Grand Final team: David Fusitua, Metia Lisati, Adam Tuimavave-Gerrard, Ngataua Hukatai, Viliami Lolohea, Tuimoala Lolohea, Mason Lino, James Taylor, Siliva Havili, Albert Vete, Michael Sio, Raymond Faitala-Mariner and David Bhana (c). Bench: Eko Malu, Sam Lisone, Kouma Samson, Solomone Kata.

Seventeen Junior Warriors attended an NRL rookie camp on 24 and 25 November 2012. They were Vincent Afoa, Katamiro Atera, Trent Bishop, Raymond Faitala-Mariner, Sione Feao, David Fusitua, Ngani Laumape, Mason Lino, Sam Lisone, Kouma Samson, Kurt Robinson, Lafu Feagaiga, Tama Koopu, Kenneth Maumalo, Eric Newbigging, Sam Cook and Esera Esera.

===Vulcans squad===

The Vulcans were coached by Willie Swann, who was assisted by Brent Gemmel.

The Vulcans made the finals, losing to the Wests Tigers 24-34 in an elimination final.

The 2013 squad was Aaron Nootai, Agnatius Paasi, Atelea Nafetalai, Daniel Palavi, Murray Iti, Nathaniel Peteru, Steve Waetford, Tangi Ropati and Zoram Watene. In addition, the Vulcans were able to select players contracted to the Warriors and not selected for first grade, including four under 20 players; Ngani Laumape, Siliva Havili, Trent Bishop and Visesio Setefano.

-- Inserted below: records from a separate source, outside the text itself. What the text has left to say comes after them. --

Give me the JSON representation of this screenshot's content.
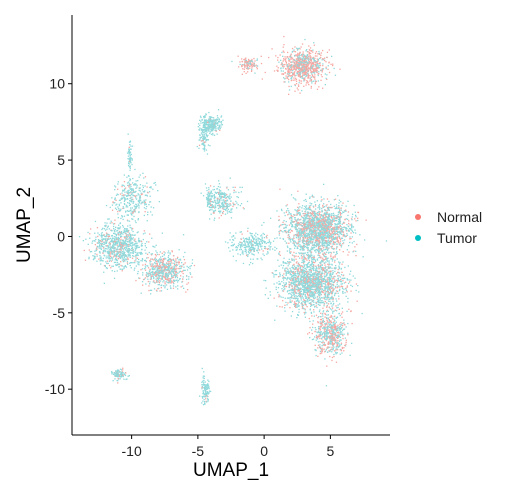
{
  "chart_data": {
    "type": "scatter",
    "xlabel": "UMAP_1",
    "ylabel": "UMAP_2",
    "xlim": [
      -14.5,
      9.5
    ],
    "ylim": [
      -13,
      14.5
    ],
    "x_ticks": [
      -10,
      -5,
      0,
      5
    ],
    "y_ticks": [
      10,
      5,
      0,
      -5,
      -10
    ],
    "x_tick_labels": [
      "-10",
      "-5",
      "0",
      "5"
    ],
    "y_tick_labels": [
      "10",
      "5",
      "0",
      "-5",
      "-10"
    ],
    "grid": false,
    "legend_position": "right",
    "series": [
      {
        "name": "Normal",
        "color": "#F8766D"
      },
      {
        "name": "Tumor",
        "color": "#00BFC4"
      }
    ],
    "clusters": [
      {
        "center": [
          2.8,
          11.2
        ],
        "spread": [
          1.6,
          1.0
        ],
        "normal_share": 0.65,
        "weight": 0.09
      },
      {
        "center": [
          -1.2,
          11.3
        ],
        "spread": [
          0.7,
          0.4
        ],
        "normal_share": 0.7,
        "weight": 0.012
      },
      {
        "center": [
          -4.0,
          7.4
        ],
        "spread": [
          0.7,
          0.5
        ],
        "normal_share": 0.05,
        "weight": 0.025
      },
      {
        "center": [
          -4.6,
          6.5
        ],
        "spread": [
          0.3,
          0.9
        ],
        "normal_share": 0.05,
        "weight": 0.012
      },
      {
        "center": [
          -3.2,
          2.3
        ],
        "spread": [
          1.1,
          1.0
        ],
        "normal_share": 0.15,
        "weight": 0.03
      },
      {
        "center": [
          -1.0,
          -0.5
        ],
        "spread": [
          1.4,
          0.8
        ],
        "normal_share": 0.05,
        "weight": 0.03
      },
      {
        "center": [
          4.0,
          0.5
        ],
        "spread": [
          2.2,
          1.5
        ],
        "normal_share": 0.3,
        "weight": 0.2
      },
      {
        "center": [
          3.5,
          -3.0
        ],
        "spread": [
          2.2,
          1.6
        ],
        "normal_share": 0.25,
        "weight": 0.18
      },
      {
        "center": [
          5.0,
          -6.3
        ],
        "spread": [
          1.1,
          1.3
        ],
        "normal_share": 0.45,
        "weight": 0.06
      },
      {
        "center": [
          -11.0,
          -0.6
        ],
        "spread": [
          1.8,
          1.3
        ],
        "normal_share": 0.15,
        "weight": 0.09
      },
      {
        "center": [
          -7.6,
          -2.2
        ],
        "spread": [
          1.4,
          1.0
        ],
        "normal_share": 0.35,
        "weight": 0.07
      },
      {
        "center": [
          -10.0,
          2.5
        ],
        "spread": [
          1.3,
          1.2
        ],
        "normal_share": 0.15,
        "weight": 0.035
      },
      {
        "center": [
          -10.2,
          5.3
        ],
        "spread": [
          0.2,
          1.0
        ],
        "normal_share": 0.05,
        "weight": 0.006
      },
      {
        "center": [
          -11.0,
          -9.0
        ],
        "spread": [
          0.5,
          0.3
        ],
        "normal_share": 0.2,
        "weight": 0.012
      },
      {
        "center": [
          -4.5,
          -10.0
        ],
        "spread": [
          0.35,
          0.9
        ],
        "normal_share": 0.05,
        "weight": 0.012
      },
      {
        "center": [
          -4.2,
          2.5
        ],
        "spread": [
          0.25,
          0.6
        ],
        "normal_share": 0.05,
        "weight": 0.006
      }
    ]
  }
}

Suaia Matagi was named the player of the year, ahead of runner up Tangi Ropati. John Palavi was named the rookie of the year.

==Awards==
Captain Simon Mannering won the Player of the Year award while Ngani Laumape won Rookie of the Year. The Clubman of the Year was Manu Vatuvei and Shaun Johnson won the People's Player of the Year, decided by public vote. Jerome Ropati was presented with a special Legacy Award.